Saturday, November 13, 2010

RHEL 6 has Nothing Noteworthy for Home Desktops

Red Hat Enterprise Linux 6 Final shows up on 10th November 2010, almost 44 months after its previous major release (RHEL 5 was released on 14th March 2007). But at the time it came, it's already bit obsolete for desktop use. Of course, desktop has never been a sweetpot for Red Hat. But was it really tarnishing it's rock-stability by riding a few versions up on some packages? What was holding RH back from appropriating KDE 4.5 series, or for that matter jumping to GNOME 2.32? Sure, it must have backported some goodies from Fedora 13 and 14, but they work underneath, the worry is that it'll put on these DEs till, say, 7 to 10 years. Moreover, KDE has undergone many improvements from its 4.3 to 4.5 versions. Same can be said of GNOME. Debian Squeeze's desktop-readyness (if you consider the DE, system utilities and application software) is more modern compared to Red Hat. Red Hat yet again, indirectly proved that it's not for desktops.

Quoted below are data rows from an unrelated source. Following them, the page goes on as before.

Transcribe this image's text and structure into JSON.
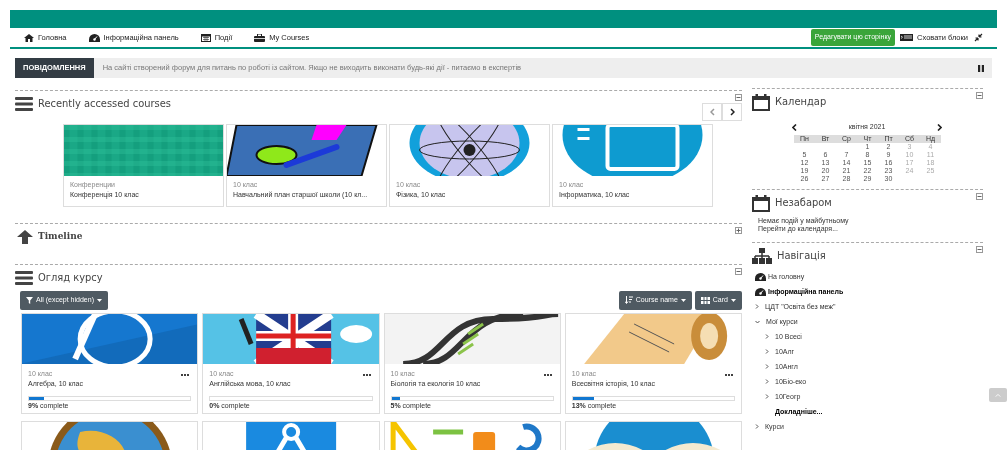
{
  "nav": {
    "items": [
      {
        "label": "Головна"
      },
      {
        "label": "Інформаційна панель"
      },
      {
        "label": "Події"
      },
      {
        "label": "My Courses"
      }
    ],
    "edit_button": "Редагувати цю сторінку",
    "hide_blocks": "Сховати блоки"
  },
  "notice": {
    "badge": "ПОВІДОМЛЕННЯ",
    "text": "На сайті створений форум для питань по роботі із сайтом. Якщо не виходить виконати будь-які дії - питаємо в експертів"
  },
  "recent": {
    "title": "Recently accessed courses",
    "courses": [
      {
        "category": "Конференции",
        "name": "Конференція 10 клас"
      },
      {
        "category": "10 клас",
        "name": "Навчальний план старшої школи (10 кл..."
      },
      {
        "category": "10 клас",
        "name": "Фізика, 10 клас"
      },
      {
        "category": "10 клас",
        "name": "Інформатика, 10 клас"
      }
    ]
  },
  "timeline": {
    "title": "Timeline"
  },
  "overview": {
    "title": "Огляд курсу",
    "filter": "All (except hidden)",
    "sort": "Course name",
    "view": "Card",
    "courses": [
      {
        "category": "10 клас",
        "name": "Алгебра, 10 клас",
        "level": 0.09,
        "progress": "**9%** complete"
      },
      {
        "category": "10 клас",
        "name": "Англійська мова, 10 клас",
        "level": 0,
        "progress": "**0%** complete"
      },
      {
        "category": "10 клас",
        "name": "Біологія та екологія 10 клас",
        "level": 0.05,
        "progress": "**5%** complete"
      },
      {
        "category": "10 клас",
        "name": "Всесвітня історія, 10 клас",
        "level": 0.13,
        "progress": "**13%** complete"
      }
    ]
  },
  "calendar": {
    "title": "Календар",
    "month": "квітня 2021",
    "weekdays": [
      "Пн",
      "Вт",
      "Ср",
      "Чт",
      "Пт",
      "Сб",
      "Нд"
    ],
    "weeks": [
      [
        "1",
        "2",
        "3",
        "4"
      ],
      [
        "5",
        "6",
        "7",
        "8",
        "9",
        "10",
        "11"
      ],
      [
        "12",
        "13",
        "14",
        "15",
        "16",
        "17",
        "18"
      ],
      [
        "19",
        "20",
        "21",
        "22",
        "23",
        "24",
        "25"
      ],
      [
        "26",
        "27",
        "28",
        "29",
        "30"
      ]
    ]
  },
  "upcoming": {
    "title": "Незабаром",
    "empty": "Немає подій у майбутньому",
    "link": "Перейти до календаря..."
  },
  "navigation": {
    "title": "Навігація",
    "items": [
      {
        "label": "На головну",
        "kind": "home"
      },
      {
        "label": "Інформаційна панель",
        "kind": "dashboard"
      },
      {
        "label": "ЦДТ \"Освіта без меж\"",
        "kind": "branch",
        "expanded": false
      },
      {
        "label": "Мої курси",
        "kind": "branch",
        "expanded": true,
        "children": [
          {
            "label": "10 Всесі",
            "kind": "branch",
            "expanded": false
          },
          {
            "label": "10Алг",
            "kind": "branch",
            "expanded": false
          },
          {
            "label": "10Англ",
            "kind": "branch",
            "expanded": false
          },
          {
            "label": "10Біо-еко",
            "kind": "branch",
            "expanded": false
          },
          {
            "label": "10Геогр",
            "kind": "branch",
            "expanded": false
          },
          {
            "label": "Докладніше...",
            "kind": "more"
          }
        ]
      },
      {
        "label": "Курси",
        "kind": "branch",
        "expanded": false
      }
    ]
  }
}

Some enterprise stuff are also bit obsolete. For example, the perl and python versions of this major release are at least a year old. The rock solid redhat stability also leans more towards servers. Though it aims at customers who don't care the version increments but a lot of bug fixes, it still cherry picks bug-fixes. So moving to a later point-release doesn't always solve a problem. For example the boot-delay bug (very important if you value desktops) that crept into RHEL 5.3 is still there in the latest 5.6 beta and it will probably remain in 5.8 (if it ever comes). You can expect similar glitches in RHEL 6.

2 comments:

Open your mind. said...

"What was holding RH back from appropriating KDE 4.5 series, "

Not long after KDE 3.5, it became a bloated, slow and problematic UI...it drove many folks to Gnome...which is also inferior to KDE 3.5. That is why they do not include it in their enterprise product (who needs the problems). I am not sure why more folks don't see this.

manmath sahu said...

"What was holding RH back from appropriating KDE 4.5 series?"

Just their orthodox attitude, if anything at all. Redhat has put KDE 4.3 series out of sheer orthodoxy. Everybody (even the Redhat people) knows KDE 4.5 series is a much better put-together, polished and bugfree version than 4.3.